Sunday 10 February 2008

Ceremony of the Horsemen

Action! I have been watching a film awards show with the artist. With some amusement we have witnessed like bad critics various movie stars moving silkily down the scrubbed carpets before levitating like digitally enhanced ornaments onto the thinly constructed stage to receive their peace prizes. (Not.) Actually one or two faces in the audience were half-familiar to me. One of them was a well known thespian whose diary I had to arrange over and over again a number of years ago, in what feels like another lifetime, in order to get them to do some ADR - additional dialogue recording - on an otherwise bearable film. (This person cancelled me 21 times, usually only a few minutes beforehand, and still put in a crackling performance.) It is a pompous business. A majority of schlock films aside, however, at least one or two poetic souls appear to have made that rare transition from penniless auteur to mainstream minstrel in one piece. Abstractions in some films are even acceptable. In fact, to be fair, some of the film makers and much of the public have never really been the problem. No, it has always been the money men - and they are usually men. They have this utter conviction for some reason that all members of the public are dumb, while they sit among their sunlit clouds unaware of the precise nature of what it is they are dumping on us all. Maybe I am old fashioned. I still flirt with the notion that there is an essential intelligence to every living soul.
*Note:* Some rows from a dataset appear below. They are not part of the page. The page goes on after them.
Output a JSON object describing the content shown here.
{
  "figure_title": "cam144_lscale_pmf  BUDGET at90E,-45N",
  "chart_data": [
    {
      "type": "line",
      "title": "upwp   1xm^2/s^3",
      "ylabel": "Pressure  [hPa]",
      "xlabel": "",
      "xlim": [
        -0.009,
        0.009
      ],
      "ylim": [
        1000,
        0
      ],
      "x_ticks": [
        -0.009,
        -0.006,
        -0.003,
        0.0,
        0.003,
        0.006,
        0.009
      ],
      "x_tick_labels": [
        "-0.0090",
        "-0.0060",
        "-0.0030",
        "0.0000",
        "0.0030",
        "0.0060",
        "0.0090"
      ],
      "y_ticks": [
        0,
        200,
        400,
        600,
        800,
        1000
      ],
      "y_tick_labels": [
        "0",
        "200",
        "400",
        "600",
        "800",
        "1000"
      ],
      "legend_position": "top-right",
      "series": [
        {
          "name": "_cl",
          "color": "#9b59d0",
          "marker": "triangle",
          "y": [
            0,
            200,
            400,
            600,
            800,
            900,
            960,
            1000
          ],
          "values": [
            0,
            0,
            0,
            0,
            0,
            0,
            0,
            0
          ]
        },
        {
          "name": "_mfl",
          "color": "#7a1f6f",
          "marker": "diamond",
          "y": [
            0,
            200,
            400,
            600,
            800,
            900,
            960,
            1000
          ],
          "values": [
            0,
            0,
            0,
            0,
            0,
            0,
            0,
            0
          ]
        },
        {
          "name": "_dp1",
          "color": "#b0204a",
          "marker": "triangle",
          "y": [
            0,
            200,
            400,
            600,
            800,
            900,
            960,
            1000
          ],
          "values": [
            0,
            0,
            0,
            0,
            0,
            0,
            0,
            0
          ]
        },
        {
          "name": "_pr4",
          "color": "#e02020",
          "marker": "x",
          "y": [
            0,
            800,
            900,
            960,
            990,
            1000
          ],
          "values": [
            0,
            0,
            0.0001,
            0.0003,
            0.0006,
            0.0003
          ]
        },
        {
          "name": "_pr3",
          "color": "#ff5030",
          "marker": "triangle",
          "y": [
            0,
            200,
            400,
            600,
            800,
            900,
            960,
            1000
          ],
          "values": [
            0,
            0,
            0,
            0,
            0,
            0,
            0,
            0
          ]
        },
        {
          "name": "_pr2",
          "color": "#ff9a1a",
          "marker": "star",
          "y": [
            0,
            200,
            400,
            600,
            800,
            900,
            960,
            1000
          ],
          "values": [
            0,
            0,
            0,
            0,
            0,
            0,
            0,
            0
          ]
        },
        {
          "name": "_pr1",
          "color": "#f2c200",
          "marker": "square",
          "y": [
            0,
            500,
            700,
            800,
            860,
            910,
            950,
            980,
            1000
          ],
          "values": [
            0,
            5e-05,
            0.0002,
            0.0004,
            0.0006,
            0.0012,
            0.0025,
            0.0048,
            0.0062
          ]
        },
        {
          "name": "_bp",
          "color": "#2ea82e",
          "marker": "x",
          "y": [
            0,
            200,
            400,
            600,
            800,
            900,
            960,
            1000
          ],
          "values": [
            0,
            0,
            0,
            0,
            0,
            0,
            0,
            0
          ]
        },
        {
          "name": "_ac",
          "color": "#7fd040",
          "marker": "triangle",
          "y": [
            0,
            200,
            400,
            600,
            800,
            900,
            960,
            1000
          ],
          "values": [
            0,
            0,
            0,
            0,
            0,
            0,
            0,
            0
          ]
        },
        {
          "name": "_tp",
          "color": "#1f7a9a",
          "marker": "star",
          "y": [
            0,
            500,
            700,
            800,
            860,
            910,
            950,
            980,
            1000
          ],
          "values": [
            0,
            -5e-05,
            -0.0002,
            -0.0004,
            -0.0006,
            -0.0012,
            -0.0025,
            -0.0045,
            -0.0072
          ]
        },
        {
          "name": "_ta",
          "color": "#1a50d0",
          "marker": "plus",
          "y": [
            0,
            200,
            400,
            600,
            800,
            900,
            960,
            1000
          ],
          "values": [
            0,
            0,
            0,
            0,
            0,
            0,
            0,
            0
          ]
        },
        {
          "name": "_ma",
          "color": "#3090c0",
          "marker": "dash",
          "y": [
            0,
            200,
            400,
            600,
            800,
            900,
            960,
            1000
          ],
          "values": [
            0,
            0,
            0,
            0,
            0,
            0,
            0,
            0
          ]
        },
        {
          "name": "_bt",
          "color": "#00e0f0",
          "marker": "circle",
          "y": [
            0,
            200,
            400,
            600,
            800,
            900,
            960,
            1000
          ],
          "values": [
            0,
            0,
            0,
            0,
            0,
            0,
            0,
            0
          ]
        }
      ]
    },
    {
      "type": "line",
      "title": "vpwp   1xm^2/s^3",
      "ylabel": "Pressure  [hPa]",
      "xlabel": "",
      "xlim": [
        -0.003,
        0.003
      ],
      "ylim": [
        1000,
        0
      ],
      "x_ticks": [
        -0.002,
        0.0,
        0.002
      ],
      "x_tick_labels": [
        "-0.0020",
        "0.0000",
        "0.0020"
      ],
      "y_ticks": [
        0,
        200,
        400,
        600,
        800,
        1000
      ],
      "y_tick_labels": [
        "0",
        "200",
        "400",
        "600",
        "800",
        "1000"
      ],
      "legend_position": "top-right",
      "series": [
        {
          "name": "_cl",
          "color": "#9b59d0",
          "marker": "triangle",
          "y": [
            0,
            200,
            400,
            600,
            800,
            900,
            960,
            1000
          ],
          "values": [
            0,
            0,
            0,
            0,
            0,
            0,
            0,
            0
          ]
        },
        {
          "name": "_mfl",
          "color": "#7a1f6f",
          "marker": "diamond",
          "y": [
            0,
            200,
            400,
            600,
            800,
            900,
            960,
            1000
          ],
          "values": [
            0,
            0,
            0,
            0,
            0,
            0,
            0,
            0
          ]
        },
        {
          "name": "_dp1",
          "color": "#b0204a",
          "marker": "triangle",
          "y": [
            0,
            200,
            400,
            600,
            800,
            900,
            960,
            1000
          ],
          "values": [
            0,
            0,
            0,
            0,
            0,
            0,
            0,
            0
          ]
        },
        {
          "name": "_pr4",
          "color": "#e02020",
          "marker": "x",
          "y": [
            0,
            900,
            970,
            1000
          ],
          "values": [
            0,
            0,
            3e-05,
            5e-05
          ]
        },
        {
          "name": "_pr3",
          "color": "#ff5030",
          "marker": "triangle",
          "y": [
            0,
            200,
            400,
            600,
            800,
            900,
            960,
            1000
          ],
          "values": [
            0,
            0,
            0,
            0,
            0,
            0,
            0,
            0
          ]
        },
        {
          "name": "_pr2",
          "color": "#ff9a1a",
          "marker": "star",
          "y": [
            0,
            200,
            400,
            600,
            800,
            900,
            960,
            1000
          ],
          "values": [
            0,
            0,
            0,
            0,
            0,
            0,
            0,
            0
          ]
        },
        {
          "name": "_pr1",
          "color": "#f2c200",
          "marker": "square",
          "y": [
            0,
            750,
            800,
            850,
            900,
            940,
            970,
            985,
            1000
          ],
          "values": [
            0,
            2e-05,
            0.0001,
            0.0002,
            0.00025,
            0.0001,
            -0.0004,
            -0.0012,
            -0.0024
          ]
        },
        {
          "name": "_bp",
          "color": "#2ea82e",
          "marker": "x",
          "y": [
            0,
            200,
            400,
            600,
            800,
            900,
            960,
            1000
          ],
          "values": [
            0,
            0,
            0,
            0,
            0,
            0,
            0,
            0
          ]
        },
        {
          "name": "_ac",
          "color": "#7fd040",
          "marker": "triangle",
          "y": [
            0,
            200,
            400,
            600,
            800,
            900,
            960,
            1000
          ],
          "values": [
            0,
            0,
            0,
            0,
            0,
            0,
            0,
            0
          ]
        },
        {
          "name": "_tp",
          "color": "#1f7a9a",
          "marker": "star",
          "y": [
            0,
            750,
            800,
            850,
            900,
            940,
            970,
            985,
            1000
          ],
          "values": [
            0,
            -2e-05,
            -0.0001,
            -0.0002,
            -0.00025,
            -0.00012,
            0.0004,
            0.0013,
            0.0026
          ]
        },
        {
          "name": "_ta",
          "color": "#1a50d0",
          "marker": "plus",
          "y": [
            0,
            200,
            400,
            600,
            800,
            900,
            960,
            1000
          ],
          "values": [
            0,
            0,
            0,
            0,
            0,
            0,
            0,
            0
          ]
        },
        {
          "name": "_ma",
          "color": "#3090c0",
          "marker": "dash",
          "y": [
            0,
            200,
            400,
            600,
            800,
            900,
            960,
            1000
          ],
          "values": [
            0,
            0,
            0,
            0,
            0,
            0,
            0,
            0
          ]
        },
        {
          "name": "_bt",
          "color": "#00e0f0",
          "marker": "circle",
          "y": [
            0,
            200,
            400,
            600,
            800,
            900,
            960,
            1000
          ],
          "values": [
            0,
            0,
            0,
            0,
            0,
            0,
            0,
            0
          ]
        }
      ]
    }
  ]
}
It is just a question of believing that and finding a way to absorb, enjoy, or accentuate it. Isn't it? Not so long ago - the artist was working - I took the children to the cinema. It was a good enough film, but our experience of the cinema itself was loud, garish, and cold - air-conditioning in winter is like people cleaning their houses before the maid comes round. Meanwhile on the TV screen a woman with somebody else's body reaches the stage. She struggles with the autocue. I look at the artist on the bright red sofa and I stare at my notes on the round red table. A number of people from where I am going have ripped up their contracts in the past few weeks and left. We stop watching the awards ceremony and miss the winner of Best Male Actor mentioning our children's school in his acceptance speech. Serves me right. Cut!